I had excess lemons, a big bag of oats and some condensed milk, so had about half the essential ingredients for this; which I've used as another offering for my Baking-For-The-Mystery-Workplace project. These are described as "rich layered bars with a baked-in lemon filling." I'm sold! I guess it's the lemons that suggest the Florida connection, as I don't think it's a state known for its wide, brown oat crops?
This slice is easy to make, and I managed to do it all in our pantry, which has not a lot of workspace - but does house the food processor and stand mixer.
I did have some iss-yoos with the texture of the pastry mixture. Mrs Maida suggests that the mixture will be crumbly, and will not hold together. Hmmm. My mixture was very thick, buttery and pliable with no trouble forming a sticky blob. She then instructs you to sprinkle the mixture. Sprinkle? Ummm. She does mean dollop or splat instead, doesn't she? I ended up having to pull off pieces of the dough, flatten them between my palms and layer them across the top; creating an interesting brown cobblestone effect.
"Rustic daahling!" you must say as you serve these up on a silver platter...
I'd be interested to know if Cathy or anyone else has this problem. Perhaps it was partly due to my oats. There is a difference between oats and oatmeal, isn't there? I used oats, but that should've made the mixture more crumbly, not less!
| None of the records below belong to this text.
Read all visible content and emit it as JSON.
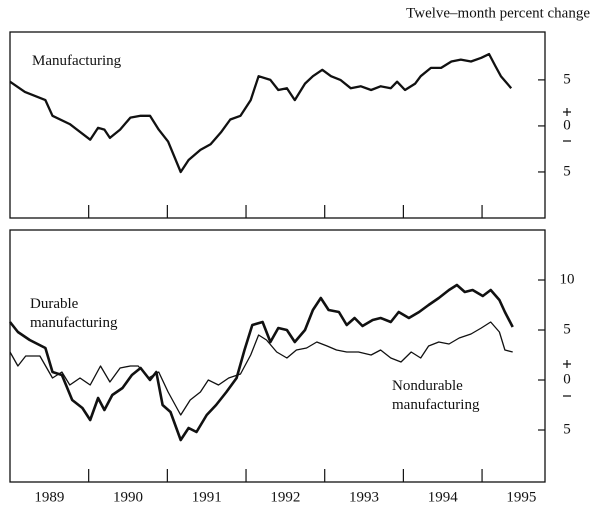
{
  "chart_data": [
    {
      "type": "line",
      "ylabel": "Twelve–month percent change",
      "xlim": [
        1989,
        1995.8
      ],
      "ylim": [
        -10,
        10.2
      ],
      "xtick_marks": [
        1990,
        1991,
        1992,
        1993,
        1994,
        1995
      ],
      "yticks": [
        {
          "value": 5,
          "label": "5"
        },
        {
          "value": 0,
          "label": "0"
        },
        {
          "value": -5,
          "label": "5"
        }
      ],
      "series": [
        {
          "name": "Manufacturing",
          "color": "#111111",
          "x": [
            1989.0,
            1989.19,
            1989.45,
            1989.54,
            1989.76,
            1990.02,
            1990.12,
            1990.2,
            1990.27,
            1990.4,
            1990.53,
            1990.66,
            1990.78,
            1990.89,
            1991.01,
            1991.17,
            1991.27,
            1991.42,
            1991.55,
            1991.68,
            1991.8,
            1991.93,
            1992.06,
            1992.16,
            1992.31,
            1992.41,
            1992.52,
            1992.62,
            1992.75,
            1992.85,
            1992.97,
            1993.08,
            1993.2,
            1993.33,
            1993.46,
            1993.59,
            1993.71,
            1993.84,
            1993.92,
            1994.02,
            1994.15,
            1994.22,
            1994.35,
            1994.48,
            1994.61,
            1994.73,
            1994.86,
            1994.99,
            1995.09,
            1995.17,
            1995.24,
            1995.37
          ],
          "values": [
            4.8,
            3.7,
            2.8,
            1.1,
            0.2,
            -1.5,
            -0.2,
            -0.4,
            -1.3,
            -0.4,
            0.9,
            1.1,
            1.1,
            -0.4,
            -1.7,
            -5.0,
            -3.7,
            -2.6,
            -2.0,
            -0.7,
            0.7,
            1.1,
            2.8,
            5.4,
            5.0,
            3.9,
            4.1,
            2.8,
            4.6,
            5.4,
            6.1,
            5.4,
            5.0,
            4.1,
            4.3,
            3.9,
            4.3,
            4.1,
            4.8,
            3.9,
            4.6,
            5.4,
            6.3,
            6.3,
            7.0,
            7.2,
            7.0,
            7.4,
            7.8,
            6.5,
            5.4,
            4.1
          ]
        }
      ]
    },
    {
      "type": "line",
      "xlim": [
        1989,
        1995.8
      ],
      "ylim": [
        -10.2,
        15
      ],
      "xtick_marks": [
        1990,
        1991,
        1992,
        1993,
        1994,
        1995
      ],
      "xticks": [
        {
          "value": 1989.5,
          "label": "1989"
        },
        {
          "value": 1990.5,
          "label": "1990"
        },
        {
          "value": 1991.5,
          "label": "1991"
        },
        {
          "value": 1992.5,
          "label": "1992"
        },
        {
          "value": 1993.5,
          "label": "1993"
        },
        {
          "value": 1994.5,
          "label": "1994"
        },
        {
          "value": 1995.5,
          "label": "1995"
        }
      ],
      "yticks": [
        10,
        5,
        0,
        {
          "value": -5,
          "label": "5"
        }
      ],
      "series": [
        {
          "name": "Durable manufacturing",
          "color": "#111111",
          "x": [
            1989.0,
            1989.1,
            1989.25,
            1989.45,
            1989.54,
            1989.66,
            1989.79,
            1989.92,
            1990.02,
            1990.12,
            1990.2,
            1990.3,
            1990.43,
            1990.55,
            1990.66,
            1990.78,
            1990.86,
            1990.94,
            1991.04,
            1991.17,
            1991.27,
            1991.37,
            1991.5,
            1991.62,
            1991.75,
            1991.88,
            1991.98,
            1992.08,
            1992.21,
            1992.31,
            1992.41,
            1992.52,
            1992.62,
            1992.75,
            1992.85,
            1992.95,
            1993.05,
            1993.18,
            1993.28,
            1993.38,
            1993.48,
            1993.61,
            1993.71,
            1993.84,
            1993.94,
            1994.07,
            1994.2,
            1994.32,
            1994.45,
            1994.58,
            1994.68,
            1994.78,
            1994.88,
            1995.01,
            1995.11,
            1995.22,
            1995.29,
            1995.39
          ],
          "values": [
            5.8,
            4.8,
            4.0,
            3.2,
            0.8,
            0.5,
            -2.0,
            -2.8,
            -4.0,
            -1.8,
            -3.0,
            -1.5,
            -0.8,
            0.5,
            1.2,
            0.0,
            0.8,
            -2.5,
            -3.2,
            -6.0,
            -4.8,
            -5.2,
            -3.5,
            -2.5,
            -1.2,
            0.2,
            3.0,
            5.5,
            5.8,
            3.8,
            5.2,
            5.0,
            3.8,
            5.0,
            7.0,
            8.2,
            7.0,
            6.8,
            5.5,
            6.2,
            5.4,
            6.0,
            6.2,
            5.8,
            6.8,
            6.2,
            6.8,
            7.5,
            8.2,
            9.0,
            9.5,
            8.8,
            9.0,
            8.4,
            9.0,
            8.0,
            6.8,
            5.3
          ]
        },
        {
          "name": "Nondurable manufacturing",
          "color": "#111111",
          "x": [
            1989.0,
            1989.1,
            1989.2,
            1989.38,
            1989.54,
            1989.66,
            1989.76,
            1989.89,
            1990.02,
            1990.15,
            1990.27,
            1990.4,
            1990.53,
            1990.63,
            1990.76,
            1990.89,
            1991.01,
            1991.17,
            1991.29,
            1991.42,
            1991.52,
            1991.65,
            1991.78,
            1991.93,
            1992.06,
            1992.16,
            1992.26,
            1992.39,
            1992.52,
            1992.64,
            1992.77,
            1992.9,
            1993.03,
            1993.15,
            1993.28,
            1993.43,
            1993.59,
            1993.71,
            1993.84,
            1993.97,
            1994.1,
            1994.22,
            1994.32,
            1994.45,
            1994.58,
            1994.71,
            1994.86,
            1994.99,
            1995.11,
            1995.22,
            1995.29,
            1995.39
          ],
          "values": [
            2.8,
            1.4,
            2.4,
            2.4,
            0.2,
            0.8,
            -0.5,
            0.2,
            -0.5,
            1.4,
            -0.2,
            1.2,
            1.4,
            1.4,
            0.2,
            0.8,
            -1.2,
            -3.5,
            -2.0,
            -1.2,
            0.0,
            -0.5,
            0.2,
            0.6,
            2.5,
            4.5,
            4.0,
            2.8,
            2.2,
            3.0,
            3.2,
            3.8,
            3.4,
            3.0,
            2.8,
            2.8,
            2.5,
            3.0,
            2.2,
            1.8,
            2.8,
            2.2,
            3.4,
            3.8,
            3.6,
            4.2,
            4.6,
            5.2,
            5.8,
            4.8,
            3.0,
            2.8
          ]
        }
      ]
    }
  ]
}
This is an exceedingly sweet concotion. Very small pieces; the one in the photo above would easily make 2 portions. Best served refrigerated too, when the condensed milk topping is more solid, and the cold would work to reduce some of the intense sweetness.
Read on for the recipe:
Florida Lemon Squares
From Maida Heatter's Book of Great Cookies
1.5 cups plain flour
1 teaspoon baking powder
1/2 teaspoon salt
1 can sweetened condensed milk
Finely grated zest 1 large lemon
1/2 cup lemon juice
5 1/3 ounces (10 2/3 tablespoons) butter
1 cup dark brown sugar, firmly packed
1 cup old-fashioned or quick cooking (not instant) oatmeal.
1 9X13 inch pan - greased and lined with baking paper.
Preheat oven to 350F (175C), and place a rack one-third up from the bottom of the oven.
Sift together the flour, baking powder, and salt and set aside. Pour the condensed mik in to a medium bowl. Add the lemon rind then gradually add the lemon juice, stirring with a small wire whisk to keep the mixture smooth. Set aside.
In a large bowl cream the butter. Add sugar and beat well. On low speed gradually add the dry ingredients, beating only until thorougly combined. Mix in the oatmeal. The mixture will be crumbly (apparently) and will not hold together (apparently!).
Sprinkle (??) slightly more than half of the oatmeal mixture evenly over the bottom of the pan. Pat the crumbs firmly to make a smooth, compact layer.
Pour the lemon mixture evenly over the crumb layer and spread to make a even layer. Sprinkle (dollop) the remaining crumb (dough) mixture over the lemon layer. It's ok if a bit of the lemon layer shows through in spots.
Bake for 30-35 minutes until lightly coloured.
Cool completely in pan, then refrigerate for about 1 hour or more. Lift baking paper gently to remove cake. Cut with a small, sharp knife around cake to release it. Cut into small squares and remove with a spatula.